Forum Moderators: open

Message Too Old, No Replies

Googlebot 2.1 Abnormal Behavior?

googlebot 2.1 Abnormal behavior crawled huge file in one time.

         

steven mheakyle

3:21 am on Apr 17, 2004 (gmt 0)

10+ Year Member



hello webmasterworld

i have some questions regarding the behavior of googlebot does the bot crawls pages one at a time or it will crawl all of your pages.

i have seen that other people complain why only one page (index) that the googlebot crawled.

in our situation its reciprocal. it crawled a huge number of pages 3,*** which worry me because of bandwidth issues. the other day it crawled the 3,*** of pages in one time and googlebot used a number of ip block.

honestly it eat up 400MB(+,-)of bandwidth :( which opt me to download the whole raw log file and see the pages googlebot crawled and i saw and verified it crawled our new pages (bunch of contents and write-ups)

how could i avoid this?

if in this case we will lose bandwidth if googlebot crawl our website more than 1 in a month. let say 10 times HUHUHUH we will lose (400mb x 10crawls) = 4GB of bandwidth just in one month with 10 crawls.

base on my understanding and experience googlebot crawl our pages one at a time not this huge number.

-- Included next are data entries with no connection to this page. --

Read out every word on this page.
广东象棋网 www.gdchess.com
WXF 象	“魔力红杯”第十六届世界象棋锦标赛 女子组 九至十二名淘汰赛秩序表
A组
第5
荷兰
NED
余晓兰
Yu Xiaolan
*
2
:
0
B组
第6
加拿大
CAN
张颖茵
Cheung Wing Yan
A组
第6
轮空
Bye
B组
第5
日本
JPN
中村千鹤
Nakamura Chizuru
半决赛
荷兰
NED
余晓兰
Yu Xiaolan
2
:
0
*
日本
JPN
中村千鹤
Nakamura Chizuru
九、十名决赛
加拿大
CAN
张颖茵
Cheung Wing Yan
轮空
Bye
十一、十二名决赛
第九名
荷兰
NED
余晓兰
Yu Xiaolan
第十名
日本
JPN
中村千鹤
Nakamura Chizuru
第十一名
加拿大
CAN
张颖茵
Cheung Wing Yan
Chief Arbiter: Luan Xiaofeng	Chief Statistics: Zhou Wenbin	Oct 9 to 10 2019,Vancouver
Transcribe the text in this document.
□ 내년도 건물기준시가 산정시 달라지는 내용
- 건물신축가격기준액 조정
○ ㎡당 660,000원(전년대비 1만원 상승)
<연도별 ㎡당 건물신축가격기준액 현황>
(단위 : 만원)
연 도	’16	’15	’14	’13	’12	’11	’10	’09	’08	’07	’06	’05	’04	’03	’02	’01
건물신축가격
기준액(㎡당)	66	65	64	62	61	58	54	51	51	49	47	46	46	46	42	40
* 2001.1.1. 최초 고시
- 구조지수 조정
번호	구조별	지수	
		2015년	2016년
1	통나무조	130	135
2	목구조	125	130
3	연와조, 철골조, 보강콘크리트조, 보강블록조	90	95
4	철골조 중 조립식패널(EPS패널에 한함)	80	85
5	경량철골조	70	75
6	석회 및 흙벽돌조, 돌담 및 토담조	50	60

anybody experience the same. please give any advice.

thanks

steven

jdMorgan

4:24 am on Apr 17, 2004 (gmt 0)

WebmasterWorld Senior Member 10+ Year Member



steven,

I have not seen Googlebot/2.1 doing anything abnormal recently. If you have 3000 pages and you don't use robots.txt to tell Googlebot not to crawl all of them, then it may take one page every five seconds, and complete the crawl of your site in just over four hours.

If it is fetching pages faster than one page every few seconds, then see the Google Web site and report the problem.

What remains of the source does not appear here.